The production was anchored by a standout performance from Gabriel Gross, who played the title role with a compelling mix of menace and vulnerability. When reflecting on the play, Gabriel had the following to say in regard to the goal set out by the cast. “Brechtian style is really difficult to capture and throughout the performance we spoke about how ambitious it was. I hope that we were able to portray a sliver of what Brecht wanted to portray with the rise of Hitler and Hannah Arendt’s banality of evil.” Gabriel fully inhabited Ui’s character, capturing both his ruthless ambition and his deep-seated insecurities. The supporting cast was also strong, with Elijah Greenberg and Ytzy Warren standing out in particular for their nuanced and affecting portrayals of their characters.
The play’s themes of political corruption, propaganda, and the dangers of authoritarianism were brought vividly to life by the Yeshiva College Dramatics Society’s production. The parallels between Ui’s rise to power and the rise of real-world despots were clear and powerful, and the play’s message about the importance of resisting tyranny was as urgent and relevant as ever.
One of the most impressive aspects of the production was the way it managed to balance Brecht’s political themes with his unique style of theater. The use of rhymes in powerful dialogue and direct address to the audience, two hallmark techniques of Brechtian theater, were seamlessly integrated into the production. These techniques added an additional layer of meaning and complexity to the play.
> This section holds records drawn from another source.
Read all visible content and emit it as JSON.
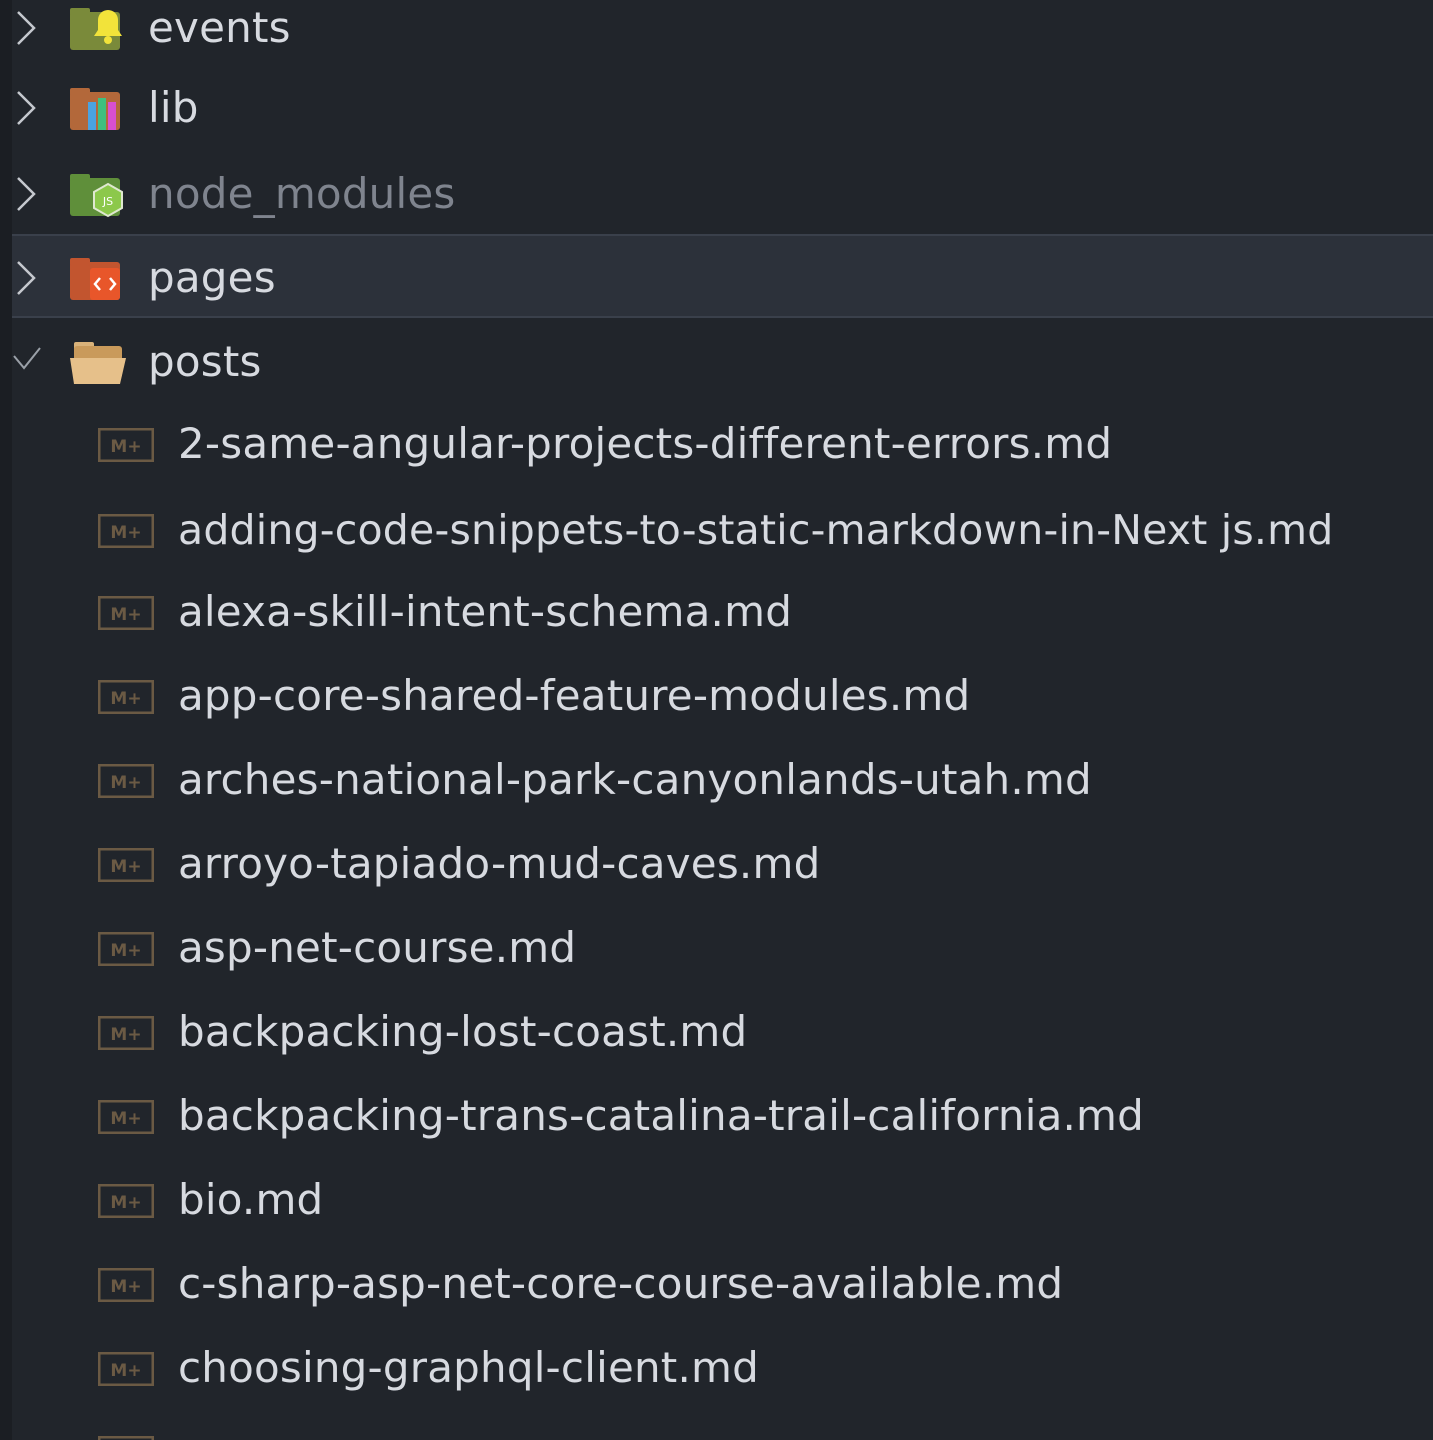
{
  "explorer": {
    "folders": [
      {
        "name": "events",
        "icon": "events-folder-icon",
        "expanded": false,
        "dimmed": false,
        "selected": false
      },
      {
        "name": "lib",
        "icon": "lib-folder-icon",
        "expanded": false,
        "dimmed": false,
        "selected": false
      },
      {
        "name": "node_modules",
        "icon": "node-modules-folder-icon",
        "expanded": false,
        "dimmed": true,
        "selected": false
      },
      {
        "name": "pages",
        "icon": "pages-folder-icon",
        "expanded": false,
        "dimmed": false,
        "selected": true
      },
      {
        "name": "posts",
        "icon": "open-folder-icon",
        "expanded": true,
        "dimmed": false,
        "selected": false
      }
    ],
    "files": [
      "2-same-angular-projects-different-errors.md",
      "adding-code-snippets-to-static-markdown-in-Next js.md",
      "alexa-skill-intent-schema.md",
      "app-core-shared-feature-modules.md",
      "arches-national-park-canyonlands-utah.md",
      "arroyo-tapiado-mud-caves.md",
      "asp-net-course.md",
      "backpacking-lost-coast.md",
      "backpacking-trans-catalina-trail-california.md",
      "bio.md",
      "c-sharp-asp-net-core-course-available.md",
      "choosing-graphql-client.md"
    ],
    "file_icon": "markdown-icon",
    "file_icon_text": "M+",
    "colors": {
      "background": "#21252b",
      "selected_row": "#2c313a",
      "text": "#d7dae0",
      "dim_text": "#7f848e"
    }
  }
}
While the production was not without its flaws, particularly in some uneven pacing and occasional stilted dialogue, overall it was an impressive achievement for the Yeshiva College Dramatics Society. By tackling such a challenging and important play, they have demonstrated their commitment to producing thought-provoking theater that engages with the most pressing issues of our time.
In a world where the threat of authoritarianism and political corruption looms larger than ever, ‘The Resistible Rise of Arturo Ui’ remains a vital and urgent work of theater. The Yeshiva College Dramatics Society’s production of the play was a worthy and powerful contribution to its legacy.